What’s this, a Christmas Eve post full of fine things you might enjoy? It’s a Christmas miracle! And this time, it’s all about comics – my favourite ones of this year.
Fifteen years ago, I had a dull admin job for a small office of a vast multinational construction firm. I was the only admin in the office and could get through the work at speeds that dazzled my employers, thanks to the poor quality of their previous admins. This left me with a lot of time to kill. I disappeared down a rabbit hole of webcomics, where I stumbled across the work of John Allison. I binged my way through Bobbins and Scary Go Round, which at the time was his main ongoing project. It was a discovery that warped my sense of humour forever.
Allison’s biggest current creation is Giant Days, made in collaboration with artists Lissa Treiman, Max Sarin, and Julia Madrigal, with inks from Liz Fleming, lettering by Jim Campbell, and colour from Whitney Cogar. It’s a comedy-drama about a group of friends studying at Sheffield University, where they face the challenges of study, romance, friendship, and trying to work out how to be an adult human being.
Giant Days is a wonderful book. Its stories are full of whimsy, its characters full of heart, its dialogue full of odd British humour. Allison’s tendency towards fantasy is almost entirely reined in in favour of slice-of-life storytelling, but the offbeat tone of his Tackleford stories remains. The art is uniformly vibrant and characterful, the ongoing story well balanced against the self-contained arcs of each issue, and I find myself utterly absorbed in these characters and their lives. A humour book about students might not sound like anything special, but I re-read every issue at least twice in the first week, bathing in its warmth and whimsy.
Thought Bubble, the annual comics convention in Leeds, is a dangerous place. So many creators, so many comics, so much temptation to buy it all. This year, I was relatively restrained, but I’m very glad that I gave in to temptation and bought the first issue of Crowded.
Crowded is set in the very near future. There’s a crowdfunding platform for assassins, an app to hire bodyguards, and celebrity streamers turning death into entertainment for their subscribers. When Charlie Ellison becomes the target of the biggest ever crowd-funded killing, she hires the only bodyguard she can get – the poorly rated yet incredibly competent Vita. If they can stay alive for thirty days then the hunt for Charlie will end. But Charlie’s a narcissist with the attention span of a goldfish and no understanding of the word “consequences”. Staying out of trouble is going to be tough.
Crowded is written by Christopher Sebela, with pencils by Ro Stein, inks by Ted Brandt, colours by Triona Farrell, and letters by Cardinal Rae. It’s a darkly funny thrill ride that takes satirical jabs at modern culture without letting up on its tense storytelling. As the issues progress, the characters are revealing their depths, raising questions about who they are and how they got to this place in life. Even Trotter, the celebrity streamer using Charlie to maintain his channel’s upward momentum, has developed in five issues from a one-note caricature to a troubled man struggling to cope with his own monstrous persona.
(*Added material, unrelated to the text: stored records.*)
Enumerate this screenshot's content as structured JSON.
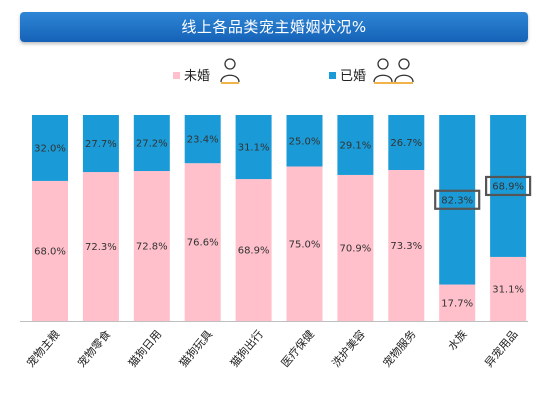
{
  "chart_data": {
    "type": "bar",
    "title": "线上各品类宠主婚姻状况%",
    "categories": [
      "宠物主粮",
      "宠物零食",
      "猫狗日用",
      "猫狗玩具",
      "猫狗出行",
      "医疗保健",
      "洗护美容",
      "宠物服务",
      "水族",
      "异宠用品"
    ],
    "series": [
      {
        "name": "未婚",
        "color": "#ffc0cb",
        "values": [
          68.0,
          72.3,
          72.8,
          76.6,
          68.9,
          75.0,
          70.9,
          73.3,
          17.7,
          31.1
        ],
        "labels": [
          "68.0%",
          "72.3%",
          "72.8%",
          "76.6%",
          "68.9%",
          "75.0%",
          "70.9%",
          "73.3%",
          "17.7%",
          "31.1%"
        ]
      },
      {
        "name": "已婚",
        "color": "#1a9bd7",
        "values": [
          32.0,
          27.7,
          27.2,
          23.4,
          31.1,
          25.0,
          29.1,
          26.7,
          82.3,
          68.9
        ],
        "labels": [
          "32.0%",
          "27.7%",
          "27.2%",
          "23.4%",
          "31.1%",
          "25.0%",
          "29.1%",
          "26.7%",
          "82.3%",
          "68.9%"
        ]
      }
    ],
    "stacked": true,
    "ylim": [
      0,
      100
    ],
    "legend_position": "top-center",
    "highlighted": [
      {
        "category": "水族",
        "series": "已婚"
      },
      {
        "category": "异宠用品",
        "series": "已婚"
      }
    ]
  },
  "legend": {
    "unmarried_label": "未婚",
    "married_label": "已婚",
    "unmarried_icon": "single-person-icon",
    "married_icon": "couple-icon"
  }
}
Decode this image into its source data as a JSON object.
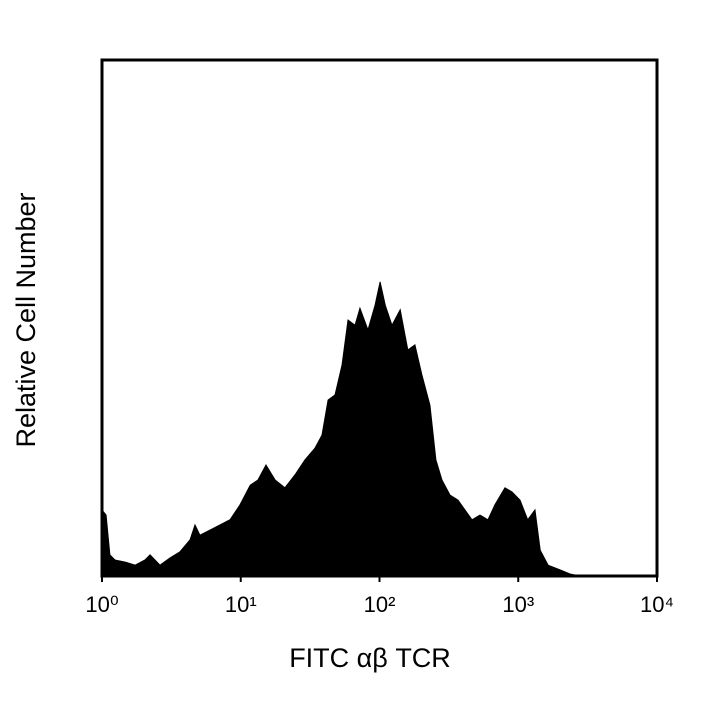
{
  "chart_data": {
    "type": "area",
    "xlabel": "FITC αβ TCR",
    "ylabel": "Relative Cell Number",
    "xscale": "log",
    "xlim": [
      1,
      10000
    ],
    "ylim": [
      0,
      100
    ],
    "xticks": [
      {
        "value": 1,
        "label": "10⁰"
      },
      {
        "value": 10,
        "label": "10¹"
      },
      {
        "value": 100,
        "label": "10²"
      },
      {
        "value": 1000,
        "label": "10³"
      },
      {
        "value": 10000,
        "label": "10⁴"
      }
    ],
    "color": "#000000",
    "x": [
      1,
      1.07,
      1.14,
      1.24,
      1.47,
      1.73,
      2.04,
      2.22,
      2.62,
      3.09,
      3.65,
      4.31,
      4.68,
      5.08,
      6.0,
      7.08,
      8.37,
      9.88,
      11.7,
      13.3,
      15.2,
      17.7,
      20.8,
      24.6,
      29.0,
      34.3,
      38.5,
      42.6,
      47.8,
      53.7,
      59.3,
      66.6,
      72.3,
      82.6,
      92.9,
      101,
      110,
      123,
      141,
      160,
      180,
      202,
      231,
      255,
      282,
      322,
      368,
      413,
      464,
      530,
      605,
      679,
      802,
      901,
      1030,
      1170,
      1320,
      1440,
      1640,
      2000,
      2360,
      2790,
      10000
    ],
    "values": [
      12.8,
      11.8,
      4.1,
      3.1,
      2.7,
      2.1,
      3.1,
      4.1,
      2.1,
      3.5,
      4.7,
      7.0,
      9.9,
      7.9,
      8.9,
      9.9,
      10.9,
      13.8,
      17.6,
      18.6,
      21.5,
      18.6,
      17.1,
      19.6,
      22.5,
      24.8,
      27.3,
      34.1,
      35.1,
      40.9,
      49.6,
      48.6,
      51.9,
      47.7,
      52.5,
      57.0,
      52.5,
      48.6,
      51.6,
      43.8,
      44.8,
      39.0,
      33.1,
      22.5,
      18.6,
      15.7,
      14.7,
      12.8,
      10.9,
      11.8,
      10.9,
      13.8,
      17.1,
      16.3,
      14.7,
      10.9,
      12.8,
      5.0,
      2.1,
      1.2,
      0.4,
      0,
      0
    ]
  }
}
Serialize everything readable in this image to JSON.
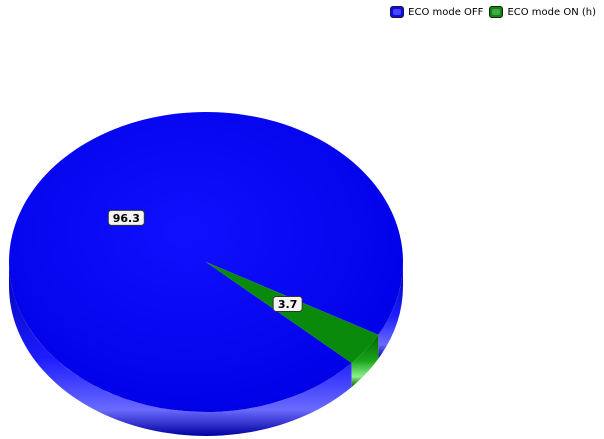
{
  "chart_data": {
    "type": "pie",
    "title": "",
    "series": [
      {
        "name": "ECO mode OFF",
        "value": 96.3,
        "color": "#0a0aff",
        "label": "96.3"
      },
      {
        "name": "ECO mode ON (h)",
        "value": 3.7,
        "color": "#0a8a0a",
        "label": "3.7"
      }
    ],
    "legend_position": "top-right"
  }
}
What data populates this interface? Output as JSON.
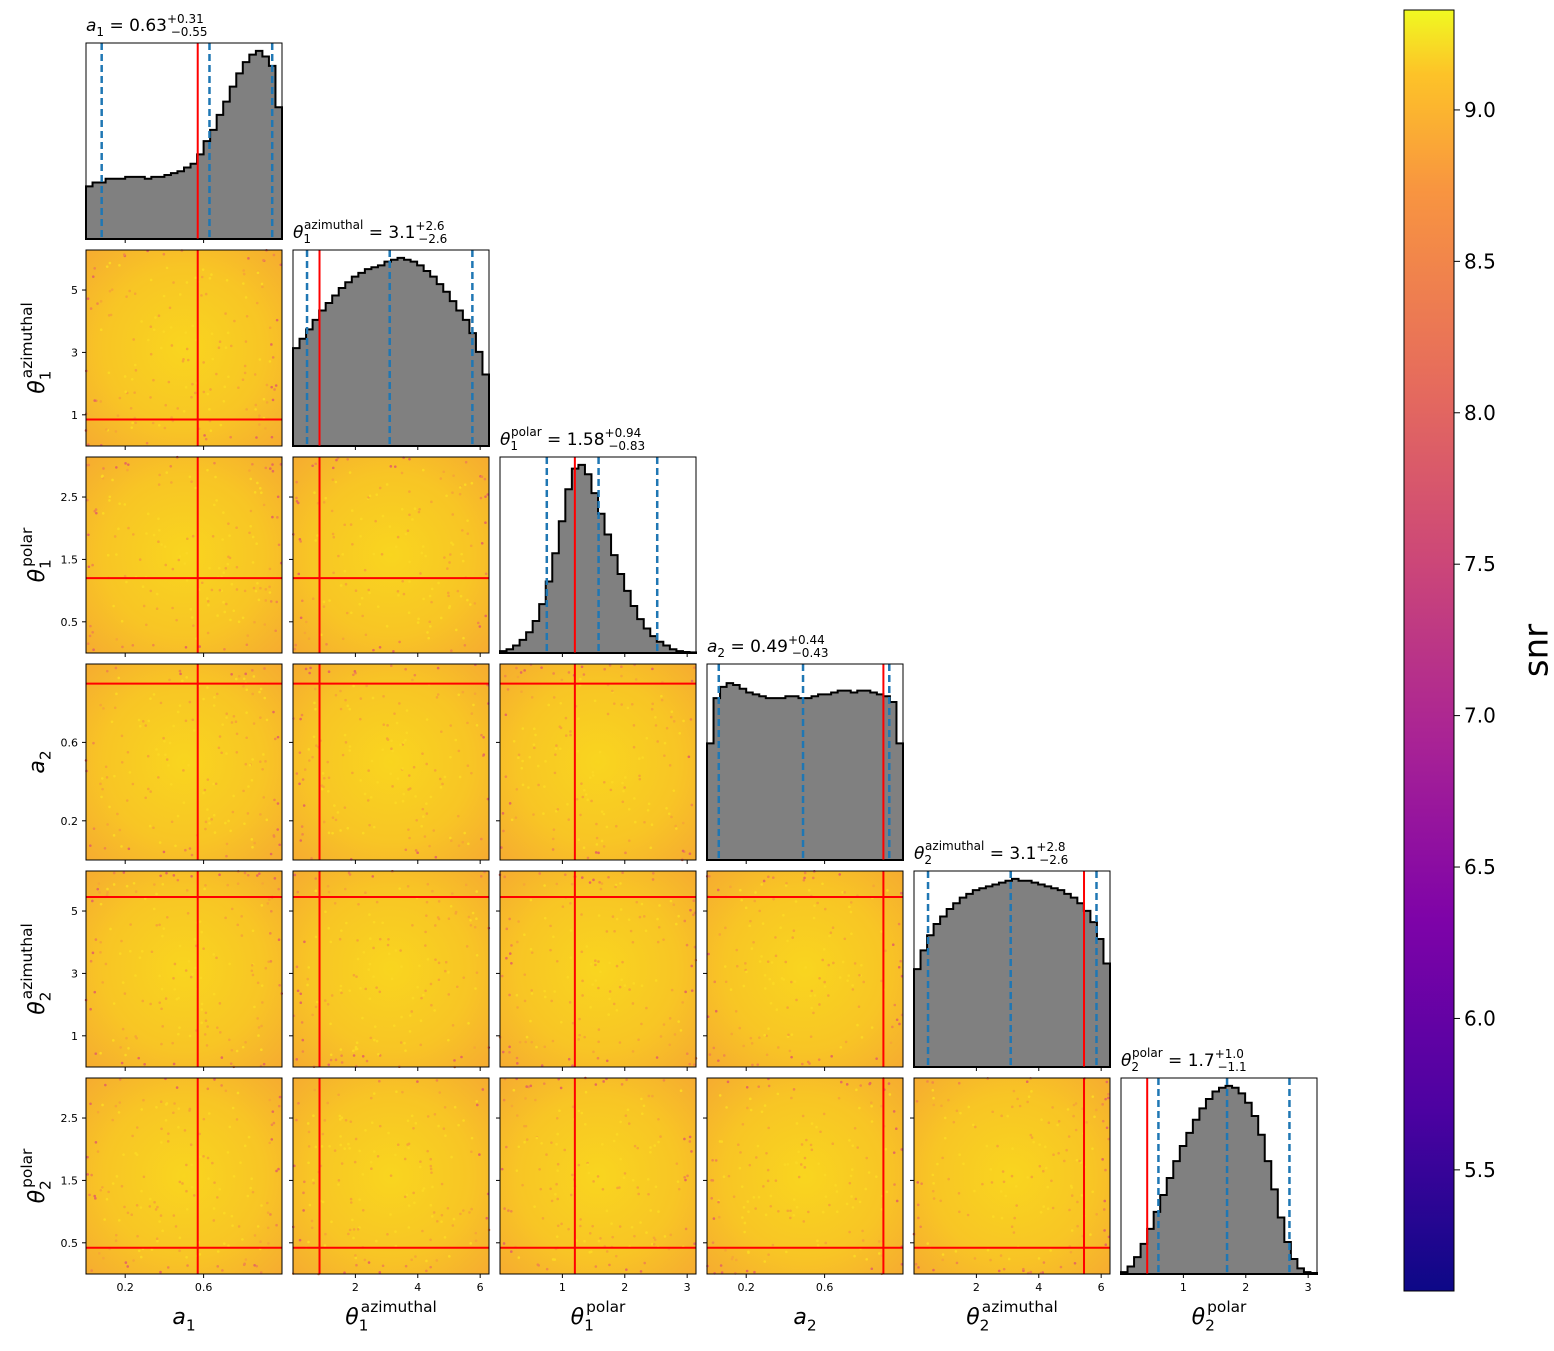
{
  "chart_data": {
    "type": "scatter",
    "subtype": "corner plot (1D histograms on diagonal, 2D scatter coloured by snr below diagonal)",
    "parameters": [
      {
        "sym": "a",
        "sub": "1",
        "sup": "",
        "range": [
          0,
          1
        ],
        "ticks": [
          0.2,
          0.6
        ],
        "title_value": "0.63",
        "title_plus": "+0.31",
        "title_minus": "−0.55",
        "truth": 0.57,
        "quantiles": [
          0.08,
          0.63,
          0.95
        ]
      },
      {
        "sym": "θ",
        "sub": "1",
        "sup": "azimuthal",
        "range": [
          0,
          6.283
        ],
        "ticks": [
          1,
          3,
          5
        ],
        "xticks": [
          2,
          4,
          6
        ],
        "title_value": "3.1",
        "title_plus": "+2.6",
        "title_minus": "−2.6",
        "truth": 0.85,
        "quantiles": [
          0.45,
          3.1,
          5.75
        ]
      },
      {
        "sym": "θ",
        "sub": "1",
        "sup": "polar",
        "range": [
          0,
          3.1416
        ],
        "ticks": [
          0.5,
          1.5,
          2.5
        ],
        "xticks": [
          1,
          2,
          3
        ],
        "title_value": "1.58",
        "title_plus": "+0.94",
        "title_minus": "−0.83",
        "truth": 1.2,
        "quantiles": [
          0.75,
          1.58,
          2.52
        ]
      },
      {
        "sym": "a",
        "sub": "2",
        "sup": "",
        "range": [
          0,
          1
        ],
        "ticks": [
          0.2,
          0.6
        ],
        "title_value": "0.49",
        "title_plus": "+0.44",
        "title_minus": "−0.43",
        "truth": 0.9,
        "quantiles": [
          0.06,
          0.49,
          0.93
        ]
      },
      {
        "sym": "θ",
        "sub": "2",
        "sup": "azimuthal",
        "range": [
          0,
          6.283
        ],
        "ticks": [
          1,
          3,
          5
        ],
        "xticks": [
          2,
          4,
          6
        ],
        "title_value": "3.1",
        "title_plus": "+2.8",
        "title_minus": "−2.6",
        "truth": 5.45,
        "quantiles": [
          0.45,
          3.1,
          5.85
        ]
      },
      {
        "sym": "θ",
        "sub": "2",
        "sup": "polar",
        "range": [
          0,
          3.1416
        ],
        "ticks": [
          0.5,
          1.5,
          2.5
        ],
        "xticks": [
          1,
          2,
          3
        ],
        "title_value": "1.7",
        "title_plus": "+1.0",
        "title_minus": "−1.1",
        "truth": 0.42,
        "quantiles": [
          0.6,
          1.7,
          2.7
        ]
      }
    ],
    "histograms": [
      [
        0.28,
        0.3,
        0.3,
        0.32,
        0.32,
        0.32,
        0.33,
        0.33,
        0.33,
        0.32,
        0.33,
        0.33,
        0.34,
        0.35,
        0.36,
        0.38,
        0.4,
        0.45,
        0.52,
        0.58,
        0.66,
        0.73,
        0.81,
        0.88,
        0.94,
        0.98,
        1.0,
        0.97,
        0.92,
        0.7
      ],
      [
        0.52,
        0.57,
        0.62,
        0.67,
        0.72,
        0.76,
        0.8,
        0.84,
        0.87,
        0.9,
        0.92,
        0.94,
        0.95,
        0.96,
        0.98,
        0.99,
        1.0,
        0.99,
        0.98,
        0.96,
        0.93,
        0.9,
        0.86,
        0.82,
        0.77,
        0.72,
        0.67,
        0.6,
        0.5,
        0.38
      ],
      [
        0.01,
        0.02,
        0.04,
        0.07,
        0.11,
        0.17,
        0.26,
        0.38,
        0.53,
        0.7,
        0.87,
        0.98,
        1.0,
        0.95,
        0.85,
        0.74,
        0.63,
        0.52,
        0.42,
        0.33,
        0.25,
        0.18,
        0.13,
        0.09,
        0.06,
        0.04,
        0.02,
        0.01,
        0.005,
        0.003
      ],
      [
        0.62,
        0.86,
        0.92,
        0.94,
        0.93,
        0.91,
        0.89,
        0.88,
        0.87,
        0.86,
        0.86,
        0.86,
        0.87,
        0.87,
        0.86,
        0.86,
        0.87,
        0.88,
        0.88,
        0.89,
        0.9,
        0.9,
        0.89,
        0.9,
        0.9,
        0.89,
        0.88,
        0.87,
        0.84,
        0.62
      ],
      [
        0.52,
        0.62,
        0.7,
        0.76,
        0.8,
        0.84,
        0.87,
        0.9,
        0.92,
        0.94,
        0.95,
        0.96,
        0.97,
        0.98,
        0.99,
        1.0,
        0.99,
        0.99,
        0.98,
        0.97,
        0.96,
        0.95,
        0.94,
        0.92,
        0.9,
        0.87,
        0.83,
        0.77,
        0.68,
        0.55
      ],
      [
        0.01,
        0.04,
        0.09,
        0.16,
        0.24,
        0.33,
        0.42,
        0.51,
        0.6,
        0.68,
        0.75,
        0.82,
        0.88,
        0.93,
        0.97,
        0.99,
        1.0,
        0.99,
        0.96,
        0.91,
        0.84,
        0.74,
        0.6,
        0.45,
        0.3,
        0.17,
        0.08,
        0.03,
        0.01,
        0.005
      ]
    ],
    "colorbar": {
      "label": "snr",
      "min": 5.1,
      "max": 9.33,
      "ticks": [
        "5.5",
        "6.0",
        "6.5",
        "7.0",
        "7.5",
        "8.0",
        "8.5",
        "9.0"
      ],
      "colormap": "plasma"
    },
    "colors": {
      "hist_fill": "#808080",
      "hist_edge": "#000000",
      "truth_line": "#ff0000",
      "quantile_line": "#1f77b4"
    },
    "legend": "none",
    "grid": false
  }
}
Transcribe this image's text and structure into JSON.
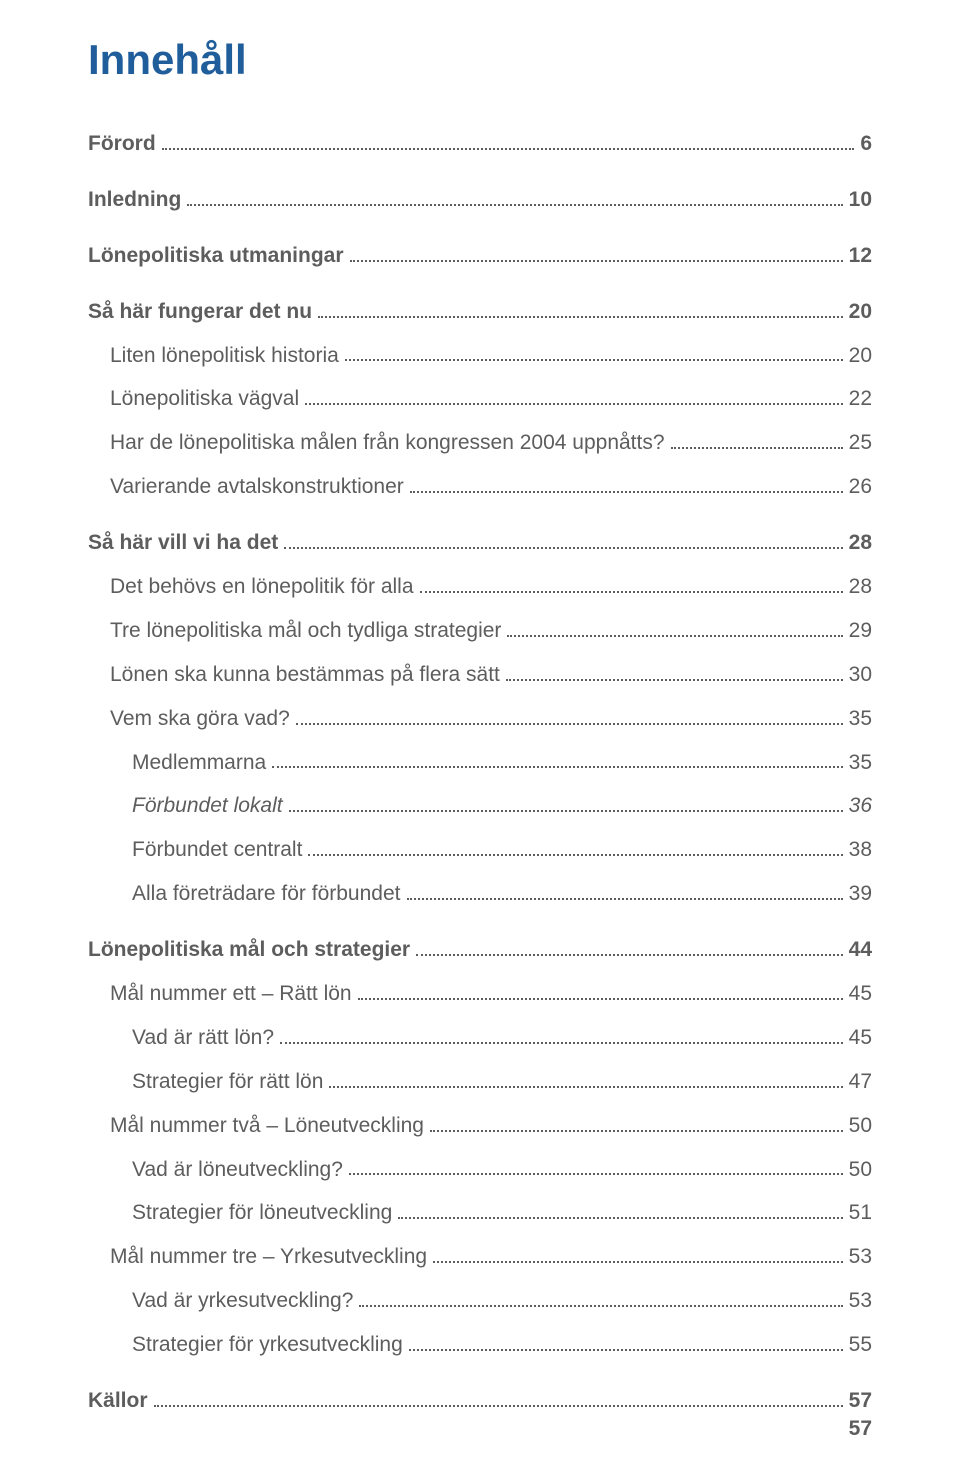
{
  "title": "Innehåll",
  "page_number": "57",
  "colors": {
    "title": "#1f5d9b",
    "text": "#5d5d5d",
    "leader": "#5d5d5d",
    "background": "#ffffff"
  },
  "typography": {
    "title_fontsize_pt": 32,
    "body_fontsize_pt": 16,
    "title_weight": 600,
    "bold_weight": 700
  },
  "toc": [
    {
      "label": "Förord",
      "page": "6",
      "level": 0,
      "bold": true
    },
    {
      "label": "Inledning",
      "page": "10",
      "level": 0,
      "bold": true
    },
    {
      "label": "Lönepolitiska utmaningar",
      "page": "12",
      "level": 0,
      "bold": true
    },
    {
      "label": "Så här fungerar det nu",
      "page": "20",
      "level": 0,
      "bold": true
    },
    {
      "label": "Liten lönepolitisk historia",
      "page": "20",
      "level": 1
    },
    {
      "label": "Lönepolitiska vägval",
      "page": "22",
      "level": 1
    },
    {
      "label": "Har de lönepolitiska målen från kongressen 2004 uppnåtts?",
      "page": "25",
      "level": 1
    },
    {
      "label": "Varierande avtalskonstruktioner",
      "page": "26",
      "level": 1
    },
    {
      "label": "Så här vill vi ha det",
      "page": "28",
      "level": 0,
      "bold": true
    },
    {
      "label": "Det behövs en lönepolitik för alla",
      "page": "28",
      "level": 1
    },
    {
      "label": "Tre lönepolitiska mål och tydliga strategier",
      "page": "29",
      "level": 1
    },
    {
      "label": "Lönen ska kunna bestämmas på flera sätt",
      "page": "30",
      "level": 1
    },
    {
      "label": "Vem ska göra vad?",
      "page": "35",
      "level": 1
    },
    {
      "label": "Medlemmarna",
      "page": "35",
      "level": 2
    },
    {
      "label": "Förbundet lokalt",
      "page": "36",
      "level": 2,
      "italic": true
    },
    {
      "label": "Förbundet centralt",
      "page": "38",
      "level": 2
    },
    {
      "label": "Alla företrädare för förbundet",
      "page": "39",
      "level": 2
    },
    {
      "label": "Lönepolitiska mål och strategier",
      "page": "44",
      "level": 0,
      "bold": true
    },
    {
      "label": "Mål nummer ett – Rätt lön",
      "page": "45",
      "level": 1
    },
    {
      "label": "Vad är rätt lön?",
      "page": "45",
      "level": 2
    },
    {
      "label": "Strategier för rätt lön",
      "page": "47",
      "level": 2
    },
    {
      "label": "Mål nummer två – Löneutveckling",
      "page": "50",
      "level": 1
    },
    {
      "label": "Vad är löneutveckling?",
      "page": "50",
      "level": 2
    },
    {
      "label": "Strategier för löneutveckling",
      "page": "51",
      "level": 2
    },
    {
      "label": "Mål nummer tre – Yrkesutveckling",
      "page": "53",
      "level": 1
    },
    {
      "label": "Vad är yrkesutveckling?",
      "page": "53",
      "level": 2
    },
    {
      "label": "Strategier för yrkesutveckling",
      "page": "55",
      "level": 2
    },
    {
      "label": "Källor",
      "page": "57",
      "level": 0,
      "bold": true
    }
  ]
}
This is as close to Transmetropolitan as I’ve read in years, and that’s very high praise.
The Wicked + The Divine
As it heads into its final year, the latest masterpiece from writer Kieron Gillen and artist Jamie McKelvie goes from strength to strength. This is one of those creative pairings that always leads to something wonderful, as shown in Phonogram and Young Avengers. This latest series, with colours from Matt Wilson and letters by Clayton Cowles, might be their strongest yet.
Every ninety years, twelve gods return in the bodies of young people. They live brief, glorious lives, only to burn out within two years. This time, they’re pop stars, their magic channeled through their music. They are stalked, studied, adored, and sometimes hated. They are the embodiment of fame.
The Wicked + The Divine is a fascinating exploration of celebrity culture and the power of music. Where Phonogram gave magical power to the audience, WicDiv gives it to the artists, creating a very different dynamic. Given Gillen’s background in music journalism, there’s a lot here that’s clearly personal, but that doesn’t turn it into something maudlin or shoe-gazing. This year’s comics have revealed the dark secrets behind the pantheon, dragging the story ever deeper into tragedy while letting a glimmer of hope still shine. It’s nearly finished, so if you don’t like to risk a story that might never end, you’re in safe hands here.
Gillen and McKelvie like to experiment from time to time, and that’s resulted in some unusual issues. I won’t spoil the surprises, but it’s great to see a creative team pushing the boundaries of the medium while maintaining the momentum of their story. This is a comic we’ll be talking about for decades to come.
There you have it – my top comics picks this year. If you haven’t read them yet, I hope you give at least one of them a try. Now I’m off to indulge in mince pies, mulled wine, and all the other festive treats.